Optimize Performance

Problem

Applications may suffer from performance issues due to inefficient code patterns, excessive allocations, or inappropriate data structures. Performance optimization requires measuring before optimizing, understanding JVM behavior, and applying targeted improvements. Premature optimization wastes time, but strategic optimization yields significant gains.

This guide shows evidence-based performance optimization techniques for Kotlin.

Profiling and Measurement

Measure Before Optimizing

Always profile before optimizing to identify actual bottlenecks.

// ✅ Use measureTimeMillis for quick measurements
import kotlin.system.measureTimeMillis

val time = measureTimeMillis {
  // Code to measure
  val result = expensiveOperation()
}
println("Operation took $time ms")

// ✅ More detailed measurement with runBlocking
import kotlinx.coroutines.runBlocking
import kotlin.system.measureNanoTime

val nanos = measureNanoTime {
  processData()
}
println("Operation took ${nanos / 1_000_000.0} ms")

Using JMH for Benchmarking

JMH (Java Microbenchmark Harness) provides accurate performance measurements.

Setup (build.gradle.kts):

plugins {
  id("me.champeau.jmh") version "0.7.1"
}

dependencies {
  jmhImplementation("org.openjdk.jmh:jmh-core:1.36")
}

Benchmark:

import org.openjdk.jmh.annotations.*
import java.util.concurrent.TimeUnit

@State(Scope.Benchmark)
@BenchmarkMode(Mode.AverageTime)
@OutputTimeUnit(TimeUnit.MICROSECONDS)
open class CollectionBenchmark {
  private val data = (1..1000).toList()

  @Benchmark
  fun filterMap() {
    data.filter { it % 2 == 0 }.map { it * 2 }
  }

  @Benchmark
  fun filterMapSequence() {
    data.asSequence().filter { it % 2 == 0 }.map { it * 2 }.toList()
  }
}

Run: ./gradlew jmh

Profiling Tools

Use professional profilers for production analysis.

// ✅ Available profilers:
// - IntelliJ IDEA Profiler (built-in)
// - YourKit Java Profiler
// - JProfiler
// - VisualVM (free)
// - async-profiler (low overhead)

// ✅ Enable profiling in code
// YourKit example
import com.yourkit.api.Controller

val controller = Controller()
controller.startCPUProfiling(ProfilingModes.CPU_SAMPLING)
// ... code to profile
controller.stopCPUProfiling()

Inline Functions

When to Use Inline

Inline functions eliminate lambda allocation overhead.
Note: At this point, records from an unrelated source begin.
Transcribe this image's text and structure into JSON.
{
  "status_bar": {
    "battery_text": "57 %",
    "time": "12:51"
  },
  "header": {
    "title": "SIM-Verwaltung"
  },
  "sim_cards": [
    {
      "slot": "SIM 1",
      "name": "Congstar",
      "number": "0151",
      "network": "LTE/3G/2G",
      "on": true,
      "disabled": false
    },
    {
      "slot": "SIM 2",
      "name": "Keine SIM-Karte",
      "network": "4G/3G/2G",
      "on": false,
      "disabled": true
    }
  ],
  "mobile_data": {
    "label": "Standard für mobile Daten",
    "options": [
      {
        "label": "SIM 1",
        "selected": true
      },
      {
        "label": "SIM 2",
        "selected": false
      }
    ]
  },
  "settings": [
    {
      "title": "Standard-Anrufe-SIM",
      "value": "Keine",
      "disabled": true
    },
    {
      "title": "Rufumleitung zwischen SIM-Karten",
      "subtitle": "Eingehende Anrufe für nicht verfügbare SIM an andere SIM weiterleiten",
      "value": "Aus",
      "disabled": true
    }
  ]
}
// ❌ Non-inline - creates lambda object
fun measureTime(block: () -> Unit) {
  val start = System.nanoTime()
  block()  // Lambda allocated
  println("Time: ${System.nanoTime() - start}")
}

// ✅ Inline - no lambda allocation
inline fun measureTimeInline(block: () -> Unit) {
  val start = System.nanoTime()
  block()  // Code inlined, no allocation
  println("Time: ${System.nanoTime() - start}")
}

// ✅ Usage - inline version is faster
measureTimeInline {
  expensiveOperation()
}

Performance gain: Eliminates lambda object creation, reduces method call overhead.

Inline with Reified Types

Use reified for generic type access without reflection overhead.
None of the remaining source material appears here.